A bitter, hopeless pang washed through him, but Saga bit it down and banished it. Now was not the time for self-pity.

"And not all battles are fought with swords or fists, but that does not make them irrelevant or unneeded. I would fight this one for you now, if you would do me that honour.

"I ... cannot and would not replace your brother. I would never dare to try. But if I can ease your pain, if only for a little, I would call that a victory."

Long painful moments trickled by, and Saga worried that he'd pushed too much in the end, after all, but finally Lasswell heaved a pained little laugh and looked back over his shoulder, pushing his hair out of the way with a trembling hand that betrayed his nerves. There was still guilt in his face, but also a strange sort of relief.

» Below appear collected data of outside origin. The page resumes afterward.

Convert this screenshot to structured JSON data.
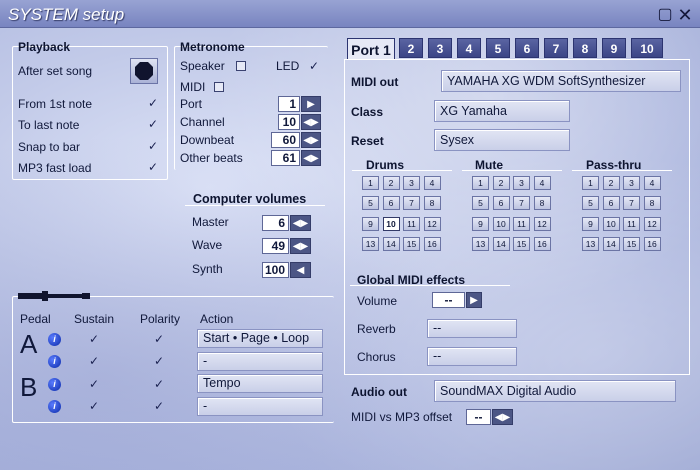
{
  "window": {
    "title": "SYSTEM setup",
    "minimize_icon": "▢",
    "close_icon": "✕"
  },
  "playback": {
    "title": "Playback",
    "after_set_song": "After set song",
    "items": [
      {
        "label": "From 1st note",
        "checked": "✓"
      },
      {
        "label": "To last note",
        "checked": "✓"
      },
      {
        "label": "Snap to bar",
        "checked": "✓"
      },
      {
        "label": "MP3 fast load",
        "checked": "✓"
      }
    ]
  },
  "metronome": {
    "title": "Metronome",
    "speaker": "Speaker",
    "led": "LED",
    "led_check": "✓",
    "midi": "MIDI",
    "rows": [
      {
        "label": "Port",
        "value": "1"
      },
      {
        "label": "Channel",
        "value": "10"
      },
      {
        "label": "Downbeat",
        "value": "60"
      },
      {
        "label": "Other beats",
        "value": "61"
      }
    ]
  },
  "volumes": {
    "title": "Computer volumes",
    "rows": [
      {
        "label": "Master",
        "value": "6"
      },
      {
        "label": "Wave",
        "value": "49"
      },
      {
        "label": "Synth",
        "value": "100"
      }
    ]
  },
  "pedal": {
    "headers": {
      "pedal": "Pedal",
      "sustain": "Sustain",
      "polarity": "Polarity",
      "action": "Action"
    },
    "a": "A",
    "b": "B",
    "info_glyph": "i",
    "check": "✓",
    "actions": [
      "Start • Page • Loop",
      "-",
      "Tempo",
      "-"
    ]
  },
  "ports": {
    "tabs": [
      "Port 1",
      "2",
      "3",
      "4",
      "5",
      "6",
      "7",
      "8",
      "9",
      "10"
    ],
    "midi_out_label": "MIDI out",
    "midi_out": "YAMAHA XG WDM SoftSynthesizer",
    "class_label": "Class",
    "class": "XG  Yamaha",
    "reset_label": "Reset",
    "reset": "Sysex",
    "groups": [
      "Drums",
      "Mute",
      "Pass-thru"
    ],
    "numbers": [
      "1",
      "2",
      "3",
      "4",
      "5",
      "6",
      "7",
      "8",
      "9",
      "10",
      "11",
      "12",
      "13",
      "14",
      "15",
      "16"
    ],
    "drums_selected": "10"
  },
  "global": {
    "title": "Global MIDI effects",
    "volume": "Volume",
    "volume_value": "--",
    "reverb": "Reverb",
    "reverb_value": "--",
    "chorus": "Chorus",
    "chorus_value": "--"
  },
  "audio": {
    "label": "Audio out",
    "value": "SoundMAX Digital Audio",
    "offset_label": "MIDI vs MP3 offset",
    "offset_value": "--"
  }
}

"It's not something I should ask you to do for me."

Saga closed a bit of the distance, shaking his head.

"Fortunate for the both of us, then, that you've done no such thing, wouldn't you agree? I will follow your lead in this, of course."

Somewhat unexpectedly Lasswell ducked his head and fumbled with one of his long coat's many pockets, muttering that if Saga really planned to go through with this, he needed a knife and didn't look like he'd be carrying anything of the sort (and something else, involving a 'Lid', whatever or whoever that may have been). Nonplussed, Saga shook his head again.

"It might be convenient, but hardly necessary. Please, trust me. And a touch of privacy might also be in our best interests, one of the small grottoes nearby, perhaps? On the off-chance one of those little moogles feels like being curious.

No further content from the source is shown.